Dharruk is chiefly a residential suburb with almost no industry or commercial activity. The only other significant activity is education, with the Mount Druitt campus of Chifley College and Dawson Public School located in the suburb. The boundaries of Dharruk are defined by Carlisle Avenue to the east, Popondetta Road to the west, Jersey Road to the north and Woodstock Avenue to the south.

==History==
Dharruk is derived from the name of the Darug people, an Aboriginal tribe associated with the area west of Sydney.

==Population==
According to the of Population, there were 2,806 people in Dharruk.
- Aboriginal and Torres Strait Islander people made up 6.6% of the population.
- 56.2% of people were born in Australia. The next most common country of birth was Fiji at 3.2%.
- 54.5% of people only spoke English at home. Other languages spoken at home included Arabic 7.9% and Hindi 3.2%.
- The most common responses for religion were Catholic 24.1%, No Religion 20.3%, Islam 13.4% and Anglican 8.4%.

==Housing==
Housing in Dharruk is almost entirely low density in nature and is a mixture of private residential development and former NSW Housing Commission estate; most homes in the suburb were built between the late 1960s and the mid-1970s. The Housing Commission properties were erected in the north eastern portion of the suburb (in the vicinity of Dawson Public School); however, the majority of housing in Dharruk consists of slightly newer homes built by private residential development companies in the 1970s.

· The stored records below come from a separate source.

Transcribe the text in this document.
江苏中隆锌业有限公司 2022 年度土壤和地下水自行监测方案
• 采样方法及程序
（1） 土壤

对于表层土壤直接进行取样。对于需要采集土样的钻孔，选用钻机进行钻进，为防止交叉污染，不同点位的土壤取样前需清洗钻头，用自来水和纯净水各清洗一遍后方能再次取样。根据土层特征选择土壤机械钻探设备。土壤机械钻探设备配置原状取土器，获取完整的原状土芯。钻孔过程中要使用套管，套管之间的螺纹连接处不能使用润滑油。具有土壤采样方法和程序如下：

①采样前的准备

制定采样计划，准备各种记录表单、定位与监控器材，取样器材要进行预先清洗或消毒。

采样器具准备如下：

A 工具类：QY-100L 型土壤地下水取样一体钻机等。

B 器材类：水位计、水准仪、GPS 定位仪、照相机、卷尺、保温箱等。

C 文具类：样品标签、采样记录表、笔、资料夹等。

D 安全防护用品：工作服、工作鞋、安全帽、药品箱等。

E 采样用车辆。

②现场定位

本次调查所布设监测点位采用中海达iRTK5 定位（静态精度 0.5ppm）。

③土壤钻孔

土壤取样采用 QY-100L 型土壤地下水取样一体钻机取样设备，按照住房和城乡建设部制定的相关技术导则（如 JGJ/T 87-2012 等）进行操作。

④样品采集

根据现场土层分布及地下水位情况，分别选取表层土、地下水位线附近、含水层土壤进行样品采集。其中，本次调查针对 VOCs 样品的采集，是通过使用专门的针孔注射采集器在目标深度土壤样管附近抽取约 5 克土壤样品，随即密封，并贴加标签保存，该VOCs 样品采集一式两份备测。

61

As elsewhere in NSW, many of the former Housing Commission properties have been transferred to private ownership. The 2016 Australian census indicated that 30% of occupied private dwellings in Dharruk were rented while approximately 65% were owned outright or in conjunction with a mortgage.

==Commercial area==
The West Tradies Club is the main commercial facility in Dharruk. There are otherwise limited commercial and retail outlets within the area, although the adjacent suburbs of Emerton, Plumpton, and Mount Druitt offer access to a wide range of supermarkets, banks, and department stores.

==Schools==
Chifley College's Mount Druitt campus is located within Dharruk. Formerly Mount Druitt High School (established 1969), it is named for Ben Chifley, Australian Prime Minister of Australia from 1945 to 1949. Nearby is Dawson Public School (established 1972).